Risvolto inatteso sulla morte di Celeste Pin. L'ex calciatore, scomparso martedì 22 luglio all'interno della propria abitazione di Firenze, si sarebbe tolto la vita dopo avere lottato a lungo contro la depressione e per cui gli era stata prescritta l'assunzione di farmarci specifici. A rinvenire il corpo è stato un parente, che da tempo non aveva più sue notizie. Il personale del 118 e le autorità locali accorse sul posto non hanno però rinvenuto alcun messaggio lasciato dall'ex difensore della Fiorentina. Tuttavia, stando a quanto riportato dal Corriere della Sera, l'ex moglie Elena Fabbri ha presentato un esposto contro ignoti per omicidio, con conseguente apertura del fasciolo da parte della procura, proprio nel giorno in cui era stata predisposta la restituzione della salma: ad aprire l'inchiesta è il pm Silvia Zannini. La donna, madre dei primi due figli dell'ex calciatore, ha pertanto richiesto l'esecuzione dell'esame tossicologico e il sequestro del cellulare, nonché l'apposizione dei sigilli all’abitazione in cui è stato ritrovato il corpo. Fabbri rifiuta infatti l'ipotesi del suicidio - del giorno del decesso l'autoscatto inviatale da Pin accompagnata dal messaggio "pronto al lavoro" - ritenendo come l'ex marito godesse di buona salute sia fisica che mentale.
Galli: "Non ce lo saremmo mai aspettati"
"Tutto ci saremmo aspettati, tranne che un gesto come questo. È sempre stato un ragazzo tranquillo e sereno, non l'ho mai sentito alzare la voce". A dirlo è Giovanni Galli, portiere della Fiorentina dal 1977 al 1986 - oggi consigliere regionale in Toscana per la Lega - ed ex compagno di squadra di Pin, invitato a rispondere sulla scomparsa dell'ex difensore, per cui Fabbri chiede di andare oltre l'ipotesi suicidio: "All'epoca c'era sempre un'abitudine - ha ricordato al Corriere - . I vecchi della squadra accoglievano e cercavano di aiutare i nuovi arrivati, specialmente i giovani, a capire quale fosse la realtà della Fiorentina e di Firenze in generale, e quando è arrivata la notizia e l'ho comunicata a mia moglie, e anche lei non ci credeva, lei stessa mi ha ricordato quando era arrivato a Firenze all'inizio da ragazzo proprio umile, semplice, anche spaesato, e che veniva spesso a cena a casa nostra. Non esiste una ricetta per superare un dolore come la perdita di un familiare. Io ho avuto la fede che mi ha aiutato tantissimo e soprattutto l'amore della famiglia.
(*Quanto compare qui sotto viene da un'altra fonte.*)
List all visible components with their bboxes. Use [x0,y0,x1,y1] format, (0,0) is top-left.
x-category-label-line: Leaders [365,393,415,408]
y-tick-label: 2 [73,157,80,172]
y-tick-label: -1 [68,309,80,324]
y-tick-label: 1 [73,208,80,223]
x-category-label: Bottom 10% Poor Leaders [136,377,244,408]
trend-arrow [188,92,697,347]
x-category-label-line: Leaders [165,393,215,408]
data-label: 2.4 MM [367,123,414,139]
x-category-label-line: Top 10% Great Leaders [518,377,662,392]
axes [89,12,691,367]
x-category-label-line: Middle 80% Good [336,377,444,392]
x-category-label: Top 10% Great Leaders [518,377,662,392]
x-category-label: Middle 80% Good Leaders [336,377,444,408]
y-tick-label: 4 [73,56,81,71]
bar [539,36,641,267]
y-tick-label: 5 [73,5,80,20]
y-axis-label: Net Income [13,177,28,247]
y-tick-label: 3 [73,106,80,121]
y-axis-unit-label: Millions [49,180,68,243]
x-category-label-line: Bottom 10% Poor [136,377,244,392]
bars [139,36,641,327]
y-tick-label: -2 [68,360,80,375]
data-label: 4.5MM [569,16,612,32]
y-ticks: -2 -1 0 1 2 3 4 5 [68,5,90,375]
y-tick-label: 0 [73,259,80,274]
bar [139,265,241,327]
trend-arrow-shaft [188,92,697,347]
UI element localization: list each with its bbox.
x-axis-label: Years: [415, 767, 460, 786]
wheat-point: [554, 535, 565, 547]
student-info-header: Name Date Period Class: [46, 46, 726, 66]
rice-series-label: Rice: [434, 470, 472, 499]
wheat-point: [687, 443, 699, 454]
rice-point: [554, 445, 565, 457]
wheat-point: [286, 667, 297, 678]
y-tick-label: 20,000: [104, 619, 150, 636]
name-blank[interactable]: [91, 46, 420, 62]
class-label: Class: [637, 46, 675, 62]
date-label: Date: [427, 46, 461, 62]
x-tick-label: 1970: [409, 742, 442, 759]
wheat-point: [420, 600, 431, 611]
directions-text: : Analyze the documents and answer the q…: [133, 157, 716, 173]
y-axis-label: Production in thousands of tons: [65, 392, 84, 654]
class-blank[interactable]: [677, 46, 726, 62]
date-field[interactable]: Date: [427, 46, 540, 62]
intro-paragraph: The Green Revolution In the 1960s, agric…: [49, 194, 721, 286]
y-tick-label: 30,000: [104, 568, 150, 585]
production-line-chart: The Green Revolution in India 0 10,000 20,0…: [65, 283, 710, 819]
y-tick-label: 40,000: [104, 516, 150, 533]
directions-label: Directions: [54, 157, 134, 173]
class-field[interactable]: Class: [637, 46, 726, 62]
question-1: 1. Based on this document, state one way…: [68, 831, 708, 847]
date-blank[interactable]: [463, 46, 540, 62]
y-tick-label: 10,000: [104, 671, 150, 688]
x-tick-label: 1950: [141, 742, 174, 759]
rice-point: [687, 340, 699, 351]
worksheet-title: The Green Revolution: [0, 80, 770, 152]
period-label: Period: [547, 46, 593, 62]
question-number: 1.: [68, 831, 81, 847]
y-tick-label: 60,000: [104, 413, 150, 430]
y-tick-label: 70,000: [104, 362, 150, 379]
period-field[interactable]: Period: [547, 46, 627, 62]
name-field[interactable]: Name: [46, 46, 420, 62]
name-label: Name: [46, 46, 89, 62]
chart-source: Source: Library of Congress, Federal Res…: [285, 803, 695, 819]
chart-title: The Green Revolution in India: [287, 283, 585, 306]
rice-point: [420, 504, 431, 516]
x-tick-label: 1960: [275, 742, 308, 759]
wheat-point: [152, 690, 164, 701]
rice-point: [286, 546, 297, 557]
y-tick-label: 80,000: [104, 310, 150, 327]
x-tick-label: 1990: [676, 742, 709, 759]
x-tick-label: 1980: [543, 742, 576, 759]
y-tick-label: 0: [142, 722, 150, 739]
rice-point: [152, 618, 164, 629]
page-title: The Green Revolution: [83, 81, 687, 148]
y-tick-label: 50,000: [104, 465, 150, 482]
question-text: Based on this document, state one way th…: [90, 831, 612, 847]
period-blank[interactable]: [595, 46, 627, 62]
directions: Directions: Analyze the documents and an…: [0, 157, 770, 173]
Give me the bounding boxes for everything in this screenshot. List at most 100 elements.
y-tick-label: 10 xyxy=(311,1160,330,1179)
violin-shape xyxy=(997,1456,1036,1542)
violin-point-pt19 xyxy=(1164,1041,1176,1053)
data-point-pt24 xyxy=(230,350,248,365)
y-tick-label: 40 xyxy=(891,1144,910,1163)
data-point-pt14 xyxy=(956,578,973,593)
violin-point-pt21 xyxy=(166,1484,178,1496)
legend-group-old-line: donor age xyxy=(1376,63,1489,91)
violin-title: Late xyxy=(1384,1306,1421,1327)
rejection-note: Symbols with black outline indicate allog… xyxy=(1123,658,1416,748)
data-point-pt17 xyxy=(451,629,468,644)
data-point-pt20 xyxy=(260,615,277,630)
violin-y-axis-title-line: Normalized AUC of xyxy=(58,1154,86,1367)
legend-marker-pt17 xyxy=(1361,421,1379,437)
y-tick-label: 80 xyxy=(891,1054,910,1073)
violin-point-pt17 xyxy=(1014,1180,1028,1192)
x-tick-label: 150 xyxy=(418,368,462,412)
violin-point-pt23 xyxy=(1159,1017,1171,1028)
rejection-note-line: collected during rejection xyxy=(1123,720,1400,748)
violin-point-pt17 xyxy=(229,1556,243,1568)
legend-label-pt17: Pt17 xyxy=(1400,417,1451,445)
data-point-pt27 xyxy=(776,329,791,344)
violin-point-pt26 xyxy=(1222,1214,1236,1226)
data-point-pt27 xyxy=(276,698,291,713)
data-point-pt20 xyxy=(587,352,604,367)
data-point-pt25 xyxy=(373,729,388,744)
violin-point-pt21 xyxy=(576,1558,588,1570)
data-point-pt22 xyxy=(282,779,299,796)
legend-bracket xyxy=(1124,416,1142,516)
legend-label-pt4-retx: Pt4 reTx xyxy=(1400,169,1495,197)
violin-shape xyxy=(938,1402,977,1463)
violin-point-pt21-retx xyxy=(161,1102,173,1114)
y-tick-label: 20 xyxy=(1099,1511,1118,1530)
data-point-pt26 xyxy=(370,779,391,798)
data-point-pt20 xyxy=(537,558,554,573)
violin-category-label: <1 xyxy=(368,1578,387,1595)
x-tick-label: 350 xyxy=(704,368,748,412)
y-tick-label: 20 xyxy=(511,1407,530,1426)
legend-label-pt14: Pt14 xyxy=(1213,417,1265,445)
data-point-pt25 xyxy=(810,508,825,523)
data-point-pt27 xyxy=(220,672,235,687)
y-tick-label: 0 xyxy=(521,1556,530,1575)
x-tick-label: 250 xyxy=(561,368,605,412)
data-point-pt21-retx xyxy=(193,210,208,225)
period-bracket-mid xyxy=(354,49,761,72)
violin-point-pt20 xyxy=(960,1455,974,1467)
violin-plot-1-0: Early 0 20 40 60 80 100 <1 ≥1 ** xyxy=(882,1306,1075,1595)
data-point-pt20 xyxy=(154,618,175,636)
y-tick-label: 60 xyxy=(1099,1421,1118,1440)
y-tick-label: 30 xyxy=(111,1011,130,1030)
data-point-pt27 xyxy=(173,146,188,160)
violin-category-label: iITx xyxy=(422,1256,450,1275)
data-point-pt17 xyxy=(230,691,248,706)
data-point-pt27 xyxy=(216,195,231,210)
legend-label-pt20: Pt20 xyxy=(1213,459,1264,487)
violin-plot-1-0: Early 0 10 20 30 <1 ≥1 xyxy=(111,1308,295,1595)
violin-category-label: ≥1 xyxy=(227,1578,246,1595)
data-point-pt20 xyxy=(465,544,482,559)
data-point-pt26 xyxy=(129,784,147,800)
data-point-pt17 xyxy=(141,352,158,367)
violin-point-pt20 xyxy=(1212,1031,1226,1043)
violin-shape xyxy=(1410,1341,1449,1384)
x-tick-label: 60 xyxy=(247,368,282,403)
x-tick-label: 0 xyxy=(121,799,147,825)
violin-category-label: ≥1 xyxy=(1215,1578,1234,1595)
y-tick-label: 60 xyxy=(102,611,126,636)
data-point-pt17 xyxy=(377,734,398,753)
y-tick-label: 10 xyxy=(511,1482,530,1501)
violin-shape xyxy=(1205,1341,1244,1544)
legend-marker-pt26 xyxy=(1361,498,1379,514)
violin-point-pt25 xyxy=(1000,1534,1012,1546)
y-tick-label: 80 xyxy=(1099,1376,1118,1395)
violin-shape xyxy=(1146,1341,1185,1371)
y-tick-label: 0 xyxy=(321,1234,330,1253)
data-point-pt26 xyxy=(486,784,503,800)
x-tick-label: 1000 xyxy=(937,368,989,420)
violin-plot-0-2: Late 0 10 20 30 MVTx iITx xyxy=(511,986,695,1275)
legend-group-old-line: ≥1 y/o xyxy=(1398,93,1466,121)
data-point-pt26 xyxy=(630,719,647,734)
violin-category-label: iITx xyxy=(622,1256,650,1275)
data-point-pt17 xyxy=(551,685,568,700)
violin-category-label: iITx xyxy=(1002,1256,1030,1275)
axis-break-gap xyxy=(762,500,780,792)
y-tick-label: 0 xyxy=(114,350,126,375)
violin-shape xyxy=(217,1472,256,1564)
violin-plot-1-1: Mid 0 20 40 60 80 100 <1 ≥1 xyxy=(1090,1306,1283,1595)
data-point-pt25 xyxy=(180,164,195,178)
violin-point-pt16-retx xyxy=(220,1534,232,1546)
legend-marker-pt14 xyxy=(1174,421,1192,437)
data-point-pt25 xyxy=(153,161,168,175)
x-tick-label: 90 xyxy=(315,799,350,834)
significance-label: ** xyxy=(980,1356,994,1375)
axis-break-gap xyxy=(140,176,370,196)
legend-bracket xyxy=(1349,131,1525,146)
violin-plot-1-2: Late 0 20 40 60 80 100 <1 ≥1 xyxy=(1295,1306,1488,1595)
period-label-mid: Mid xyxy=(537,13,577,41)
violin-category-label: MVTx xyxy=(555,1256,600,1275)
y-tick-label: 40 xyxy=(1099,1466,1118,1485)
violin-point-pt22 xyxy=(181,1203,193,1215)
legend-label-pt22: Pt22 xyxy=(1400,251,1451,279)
Celeste aveva due famiglie, credo che possa essere d'aiuto ai figli ricordare comunque una persona sempre disponibile e che pensava molto agli altri".
Pin: la carriera
Bandiera della Fiorentina, dove ha militato dal 1982 al 1991, Pin vantava oltre 200 partite con la maglia della Viola (263 in Serie A). Nel suo trascorso, anche la finale di Coppa Uefa del 1990 persa contro la Juventus di Dino Zoff (3-1). Terminato il ciclo a Firenze, l'ex difensore si è poi trasferito al Verona prima di chiudere la carriera al Siena nel 1996. Ritiratosi dal calcio giocato, Pin ha iniziato la carriera di dirigente sportivo, con l'ultima esperienza maturata nel 2014 alla Fortis Juventus, per cui ha gestito il settore giovanile.